The Devil's Rain ... is usually regarded as the absolute nadir of Shatner's filmic career
ReplyDeleteWell, the mistake on the poster is certainly embarrassing.
Great article again. I certainly found reading Shatner's account of That Period fascinating. One thing he wrote a lot about was that as well as the schlock movies above, he also continued in the theatre, though not high level stuff. But I find it interesting that along with the work you highlight that he continued with his performative career somehow.
ReplyDeleteOne thing I want to pick up on is the use of the word 'dubious' in relation to the Druids. I think it may be the case that dubious may be more applicable in relation to writings about them form the period they existed that survive. Dubious in the sense that it has been argued that these may well be propaganda of a sort as they were written by Roman sources who were seeking to topple the Druids from the position they held, and later on massacre them on Anglesey.

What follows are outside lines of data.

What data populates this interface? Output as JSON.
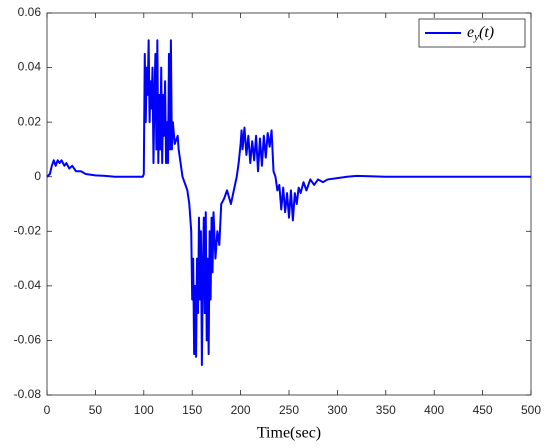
{
  "chart_data": {
    "type": "line",
    "xlabel": "Time(sec)",
    "x": [
      0,
      3,
      5,
      7,
      9,
      11,
      13,
      15,
      18,
      20,
      23,
      26,
      30,
      35,
      40,
      50,
      60,
      70,
      99,
      100,
      101,
      102,
      103,
      104,
      105,
      106,
      107,
      108,
      109,
      110,
      111,
      112,
      113,
      114,
      115,
      116,
      117,
      118,
      119,
      120,
      121,
      122,
      123,
      124,
      125,
      126,
      127,
      128,
      129,
      130,
      132,
      135,
      136,
      138,
      140,
      142,
      145,
      147,
      149,
      150,
      151,
      152,
      153,
      154,
      155,
      156,
      157,
      158,
      159,
      160,
      161,
      162,
      163,
      164,
      165,
      166,
      167,
      168,
      169,
      170,
      171,
      172,
      174,
      176,
      178,
      180,
      183,
      186,
      190,
      193,
      196,
      198,
      200,
      201,
      202,
      204,
      206,
      208,
      210,
      212,
      214,
      216,
      218,
      220,
      222,
      224,
      226,
      228,
      230,
      232,
      234,
      236,
      238,
      240,
      242,
      244,
      246,
      248,
      250,
      252,
      254,
      256,
      258,
      260,
      262,
      265,
      268,
      272,
      276,
      280,
      285,
      290,
      300,
      310,
      320,
      350,
      400,
      500
    ],
    "series": [
      {
        "name": "e_y(t)",
        "color": "#0000ff",
        "values": [
          0,
          0.001,
          0.004,
          0.006,
          0.004,
          0.006,
          0.005,
          0.006,
          0.004,
          0.005,
          0.003,
          0.004,
          0.002,
          0.002,
          0.001,
          0.0005,
          0.0003,
          0,
          0,
          0.001,
          0.045,
          0.02,
          0.04,
          0.03,
          0.05,
          0.02,
          0.035,
          0.025,
          0.04,
          0.005,
          0.03,
          0.045,
          0.01,
          0.05,
          0.005,
          0.03,
          0.01,
          0.04,
          0.005,
          0.03,
          0.015,
          0.035,
          0.005,
          0.02,
          0.005,
          0.045,
          0.01,
          0.05,
          0.01,
          0.02,
          0.012,
          0.015,
          0.01,
          0.005,
          0,
          -0.002,
          -0.005,
          -0.01,
          -0.02,
          -0.045,
          -0.03,
          -0.065,
          -0.04,
          -0.066,
          -0.03,
          -0.05,
          -0.015,
          -0.045,
          -0.02,
          -0.069,
          -0.035,
          -0.015,
          -0.05,
          -0.013,
          -0.06,
          -0.03,
          -0.065,
          -0.02,
          -0.045,
          -0.015,
          -0.035,
          -0.013,
          -0.03,
          -0.02,
          -0.025,
          -0.01,
          -0.008,
          -0.005,
          -0.01,
          -0.005,
          0,
          0.005,
          0.012,
          0.017,
          0.01,
          0.018,
          0.008,
          0.015,
          0.005,
          0.013,
          0.006,
          0.015,
          0.002,
          0.014,
          0.004,
          0.015,
          0.007,
          0.016,
          0.011,
          0.017,
          0.002,
          0,
          -0.005,
          -0.003,
          -0.012,
          -0.004,
          -0.013,
          -0.006,
          -0.015,
          -0.005,
          -0.016,
          -0.006,
          -0.01,
          -0.004,
          -0.006,
          -0.002,
          -0.005,
          -0.001,
          -0.003,
          -0.001,
          -0.002,
          -0.001,
          -0.0005,
          0,
          0.0003,
          0,
          0,
          0
        ]
      }
    ],
    "xlim": [
      0,
      500
    ],
    "xticks": [
      0,
      50,
      100,
      150,
      200,
      250,
      300,
      350,
      400,
      450,
      500
    ],
    "ylim": [
      -0.08,
      0.06
    ],
    "yticks": [
      0.06,
      0.04,
      0.02,
      0,
      -0.02,
      -0.04,
      -0.06,
      -0.08
    ],
    "grid": false,
    "legend": "top-right"
  }
}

The thing I find particularly interesting as a professional oral storyteller, is that their teachings were completely oral - and they may tie into further themes of your blog in some way, as I really was fascinated in your comments on the computer gaming post about how oral forms of narrative felt important to you. Later Irish texts and surviving Welsh poetic epics have some fascinating links to Vaka Rangi - Annwn, the Druidic Otherworld, allusion in the myths to teachings coming from the stars also, and especially The Spoils of Annwn or Preiddeu Annwfn - where Arthur & his knights set off on a journey into the dangerous Otherworld with their ships, through many islands & castles... & only one ship (Arthur's) survives.
"One thing I want to pick up on is the use of the word 'dubious' in relation to the Druids. I think it may be the case that dubious may be more applicable in relation to writings about them form the period they existed that survive. Dubious in the sense that it has been argued that these may well be propaganda of a sort as they were written by Roman sources who were seeking to topple the Druids from the position they held, and later on massacre them on Anglesey."
DeleteThis is, of course, a strong point and one I was trying to get at with my use of that word, perhaps not as effectively as I should have. Yes, certainly there was a magickal tradition and caste in places like Ireland and Yorkshire and elsewhere, but I do find the majority of the historical accounts we can actually read to be things we ought to take with a substantial salt mine, which naturally makes trying to discern any erudition about this period and culture difficult.
Just back from holiday - Yes fair enough. The point I was making though was with regards to evidence proving their existence, but that some of the shreds of evidence out there was coming from a skewed and biased perspective.
ReplyDeleteThe point you make above is the thing that is interesting about the Druids - their mystery. We see only hints and glimpses of possible figures in written down versions of oral epics such as the Mabinogion.